As New Delhi assumes chairmanship of the annual summit of the BRICS grouping of emerging economies – which also includes Brazil, Russia and South Africa – Beijing’s attitude towards it and any opportunities for Chinese President Xi Jinping to meet Indian Prime Minister Narendra Modi one-on-one will be watched closely.
Asked about Xi’s possible attendance at the summit and whether the border tension would affect their multilateral cooperation, Chinese foreign ministry spokesman Wang Wenbin said BRICS had become an influential grouping and Beijing supported New Delhi’s efforts as host.
“China attaches great importance to the BRICS mechanism,” Wang said at a regular press conference on Monday. “The Chinese side supports the Indian side in hosting the meeting and is willing to work with India and other BRICS countries in expanding cooperation on economy, politics and people-to-people exchanges.”
India has yet to announce the exact dates of this year’s meeting and whether it can be held in person. Last year’s summit – in November, after the border conflict broke out in May – did not involve one-to-one meetings of leaders, having been held virtually because of the coronavirus pandemic.
Soon after the 73-day stand-off between Chinese and Indian troops on the Doklam plateau in 2017, Modi attended the BRICS summit hosted by Xi. The pair subsequently met in two informal summits, showing efforts to ease bilateral tensions and build personal chemistry.
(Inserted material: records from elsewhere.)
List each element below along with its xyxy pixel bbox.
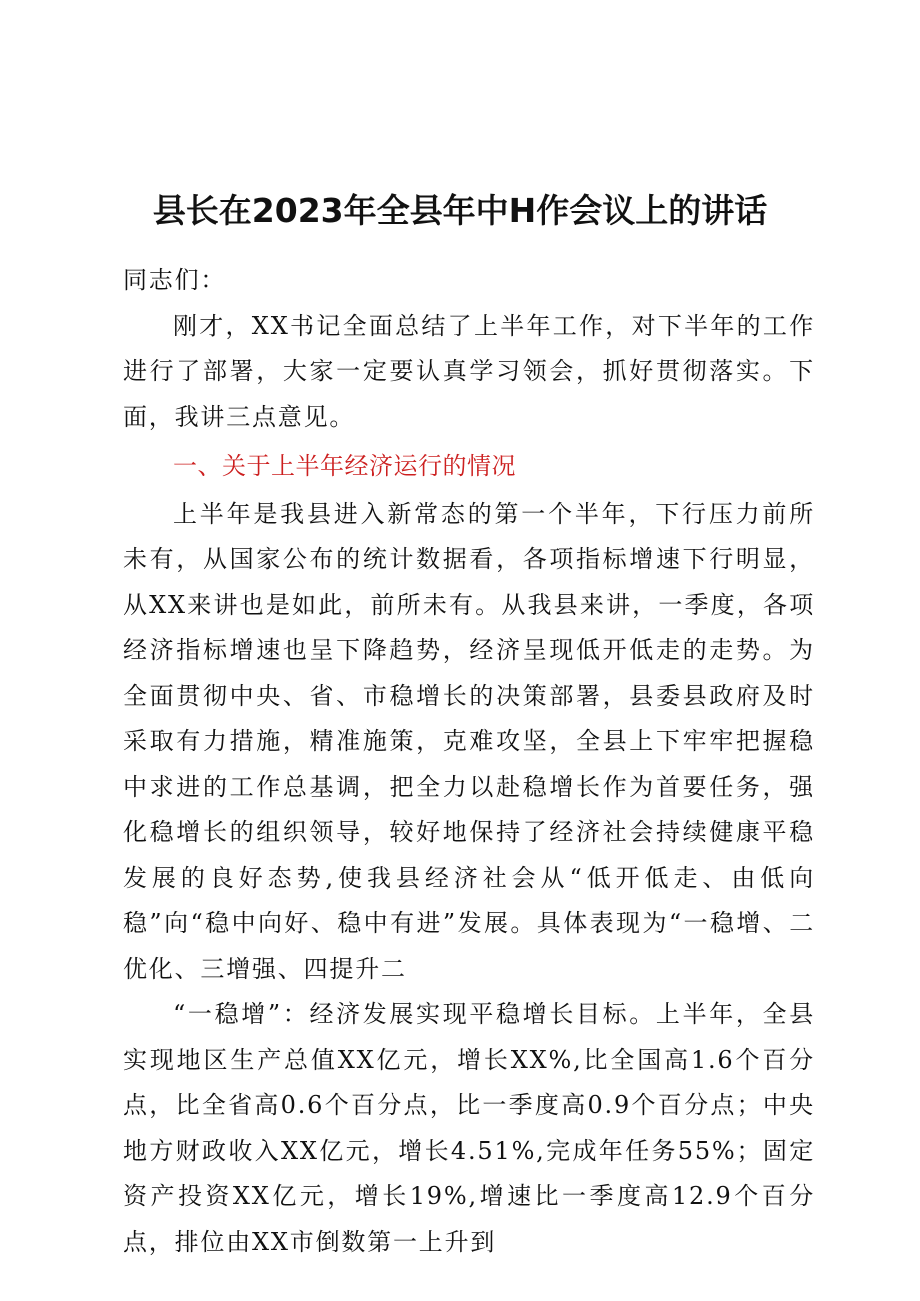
opening-paragraph: 刚才，XX书记全面总结了上半年工作，对下半年的工作进行了部署，大家一定要认真学习领会，抓好贯彻落实。下面，我讲三点意见。: [123, 311, 815, 431]
section-paragraph: 上半年是我县进入新常态的第一个半年，下行压力前所未有，从国家公布的统计数据看，各项指标增速下行明显，从XX来讲也是如此，前所未有。从我县来讲，一季度，各项经济指标增速也呈下降趋势，经济呈现低开低走的走势。为全面贯彻中央、省、市稳增长的决策部署，县委县政府及时采取有力措施，精准施策，克难攻坚，全县上下牢牢把握稳中求进的工作总基调，把全力以赴稳增长作为首要任务，强化稳增长的组织领导，较好地保持了经济社会持续健康平稳发展的良好态势,使我县经济社会从“低开低走、由低向稳”向“稳中向好、稳中有进”发展。具体表现为“一稳增、二优化、三增强、四提升二: [123, 499, 815, 983]
document-body: [123, 258, 815, 1265]
section-heading: 一、关于上半年经济运行的情况: [173, 452, 516, 480]
section-paragraph: “一稳增”：经济发展实现平稳增长目标。上半年，全县实现地区生产总值XX亿元，增长XX%,比全国高1.6个百分点，比全省高0.6个百分点，比一季度高0.9个百分点；中央地方财政收入XX亿元，增长4.51%,完成年任务55%；固定资产投资XX亿元，增长19%,增速比一季度高12.9个百分点，排位由XX市倒数第一上升到: [123, 1000, 815, 1256]
document-title: 县长在2023年全县年中H作会议上的讲话: [152, 191, 768, 230]
salutation: 同志们：: [123, 266, 227, 294]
Long Xingchun, president of the Chengdu Institute of World Affairs, a think tank administered by China’s foreign ministry, said this year’s summit offers a chance for the neighbours to show that their relations are moving forward.
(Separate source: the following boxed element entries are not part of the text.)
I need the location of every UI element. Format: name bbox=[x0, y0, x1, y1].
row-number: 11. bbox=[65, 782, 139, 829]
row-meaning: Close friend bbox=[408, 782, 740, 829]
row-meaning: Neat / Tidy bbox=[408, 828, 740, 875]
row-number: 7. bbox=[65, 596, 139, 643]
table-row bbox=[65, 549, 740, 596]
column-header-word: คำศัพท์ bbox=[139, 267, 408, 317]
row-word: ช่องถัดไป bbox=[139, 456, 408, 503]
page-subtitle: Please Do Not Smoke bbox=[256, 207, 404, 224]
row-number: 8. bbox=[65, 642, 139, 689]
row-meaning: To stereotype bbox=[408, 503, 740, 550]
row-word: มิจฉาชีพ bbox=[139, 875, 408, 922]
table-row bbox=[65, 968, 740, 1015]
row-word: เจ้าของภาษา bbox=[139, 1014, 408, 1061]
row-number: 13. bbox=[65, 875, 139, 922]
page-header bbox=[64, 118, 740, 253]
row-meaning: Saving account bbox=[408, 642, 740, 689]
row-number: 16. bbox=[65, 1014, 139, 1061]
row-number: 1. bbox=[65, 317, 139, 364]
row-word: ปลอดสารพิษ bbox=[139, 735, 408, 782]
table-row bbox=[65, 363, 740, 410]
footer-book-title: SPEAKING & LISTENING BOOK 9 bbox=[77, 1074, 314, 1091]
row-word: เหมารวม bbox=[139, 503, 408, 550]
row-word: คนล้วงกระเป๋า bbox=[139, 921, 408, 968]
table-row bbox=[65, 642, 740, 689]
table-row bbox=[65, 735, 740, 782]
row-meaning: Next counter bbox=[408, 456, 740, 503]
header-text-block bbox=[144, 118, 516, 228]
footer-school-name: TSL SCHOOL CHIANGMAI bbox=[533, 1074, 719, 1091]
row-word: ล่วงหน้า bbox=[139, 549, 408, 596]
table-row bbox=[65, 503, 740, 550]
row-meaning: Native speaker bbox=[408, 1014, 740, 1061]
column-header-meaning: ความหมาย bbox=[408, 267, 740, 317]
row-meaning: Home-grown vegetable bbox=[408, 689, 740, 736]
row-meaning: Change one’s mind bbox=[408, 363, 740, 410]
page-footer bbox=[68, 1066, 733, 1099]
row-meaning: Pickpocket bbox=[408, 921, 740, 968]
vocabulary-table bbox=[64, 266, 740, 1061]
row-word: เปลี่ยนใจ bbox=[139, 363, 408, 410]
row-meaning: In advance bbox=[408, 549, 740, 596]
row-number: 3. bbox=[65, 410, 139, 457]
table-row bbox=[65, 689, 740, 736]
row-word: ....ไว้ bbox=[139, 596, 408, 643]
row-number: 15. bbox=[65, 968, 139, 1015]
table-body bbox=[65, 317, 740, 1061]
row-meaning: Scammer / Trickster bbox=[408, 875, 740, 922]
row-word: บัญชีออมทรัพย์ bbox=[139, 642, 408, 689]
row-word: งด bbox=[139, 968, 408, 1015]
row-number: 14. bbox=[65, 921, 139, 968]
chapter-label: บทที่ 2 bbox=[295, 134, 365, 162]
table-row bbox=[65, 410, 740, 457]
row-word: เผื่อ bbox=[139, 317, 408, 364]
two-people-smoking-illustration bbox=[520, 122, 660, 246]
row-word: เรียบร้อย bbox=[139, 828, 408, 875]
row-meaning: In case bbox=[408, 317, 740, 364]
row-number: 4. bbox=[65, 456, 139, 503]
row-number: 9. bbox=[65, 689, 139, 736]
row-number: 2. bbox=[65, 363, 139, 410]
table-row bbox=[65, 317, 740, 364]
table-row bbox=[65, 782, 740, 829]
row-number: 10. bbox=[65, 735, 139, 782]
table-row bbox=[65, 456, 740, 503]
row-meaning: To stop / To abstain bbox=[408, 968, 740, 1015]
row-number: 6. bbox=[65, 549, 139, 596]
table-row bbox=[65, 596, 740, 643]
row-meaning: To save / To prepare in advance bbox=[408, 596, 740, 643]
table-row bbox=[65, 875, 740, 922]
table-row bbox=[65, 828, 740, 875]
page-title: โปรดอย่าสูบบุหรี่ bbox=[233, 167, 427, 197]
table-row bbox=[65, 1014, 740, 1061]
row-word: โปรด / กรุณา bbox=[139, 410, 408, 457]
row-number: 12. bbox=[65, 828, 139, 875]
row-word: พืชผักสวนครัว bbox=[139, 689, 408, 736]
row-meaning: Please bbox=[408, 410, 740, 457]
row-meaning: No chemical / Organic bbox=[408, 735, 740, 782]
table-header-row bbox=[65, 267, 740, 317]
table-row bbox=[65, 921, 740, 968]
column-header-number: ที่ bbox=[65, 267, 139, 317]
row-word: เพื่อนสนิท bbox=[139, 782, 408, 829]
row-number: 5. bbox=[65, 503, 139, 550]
“If India is able to control the Covid-19 outbreak, it would be a good opportunity for India to host a physical meeting, which will offer a chance for diplomacy,” Long said.
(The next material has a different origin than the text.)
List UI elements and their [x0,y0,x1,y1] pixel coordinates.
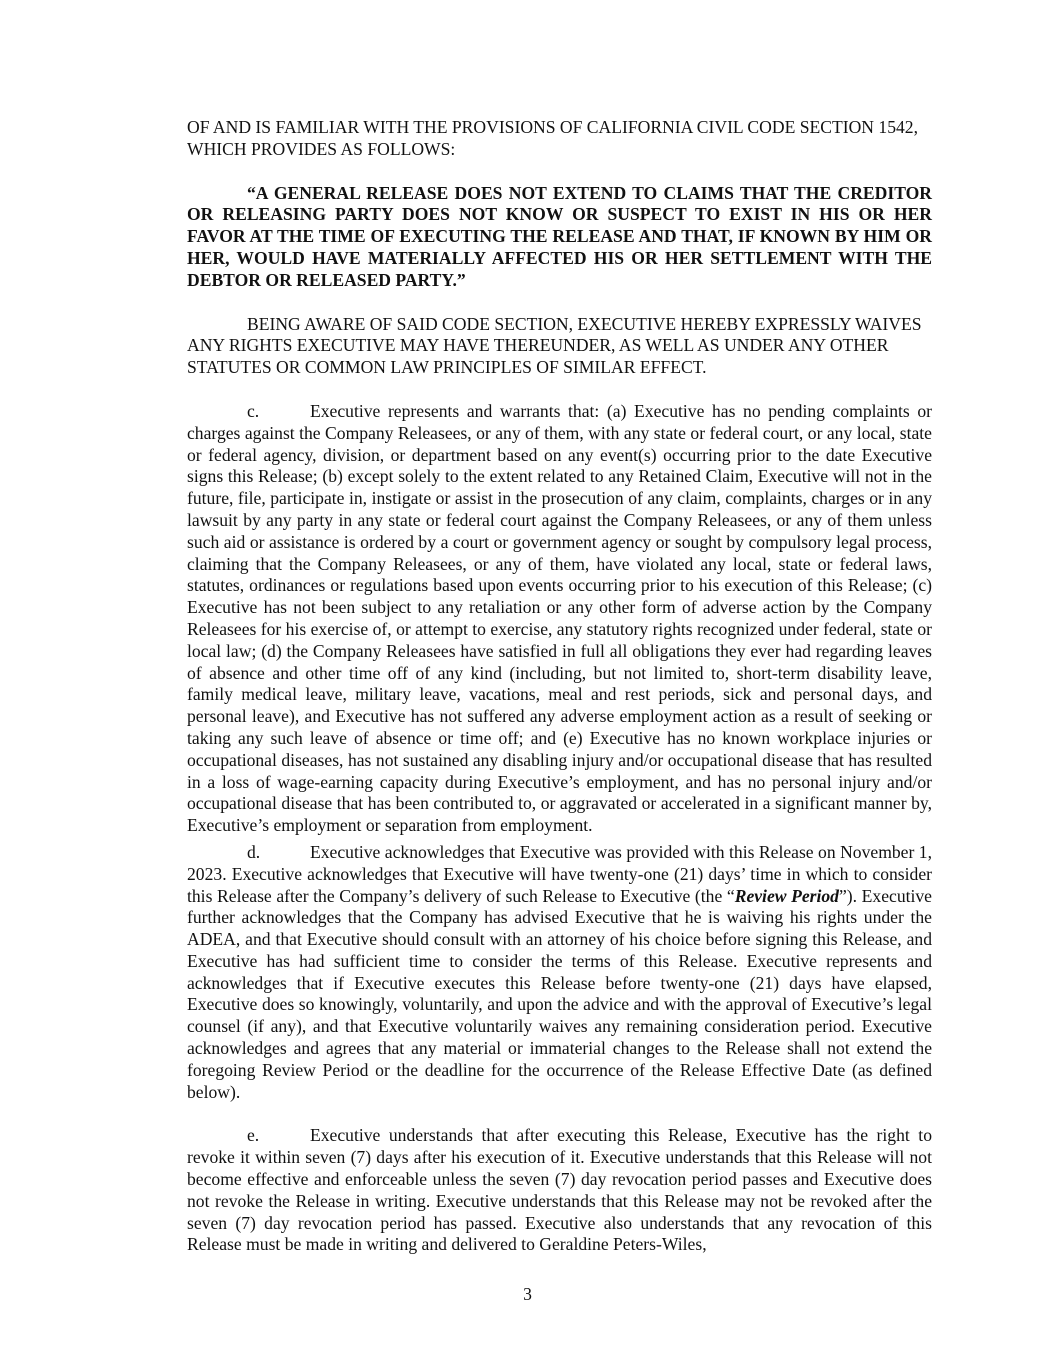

“With the current trajectory, it’s likely that the border stand-off can be resolved in the coming months. Otherwise there won’t be a favourable atmosphere for [Xi’s] attendance at the BRICS summit. A favourable atmosphere is a key consideration in Chinese diplomacy.”
Observers have argued that the BRICS grouping may have lost its shine in recent years with China’s rise to superpower status, leaving the other four nations behind.
But after US President Joe Biden’s indications of the US’ re-engagement with multilateral platforms, seeking to use Western-led forums such as the Group of 7 to confront China, mechanisms such as BRICS remain key counterweight avenues for Beijing.
“BRICS is a collective effort to increase the bargaining power of developing countries in balancing the influence of the old industrialised nations and traditional world order,” Long said.
“China’s attitude towards BRICS and its policy towards India remain unchanged despite the recent conflicts.”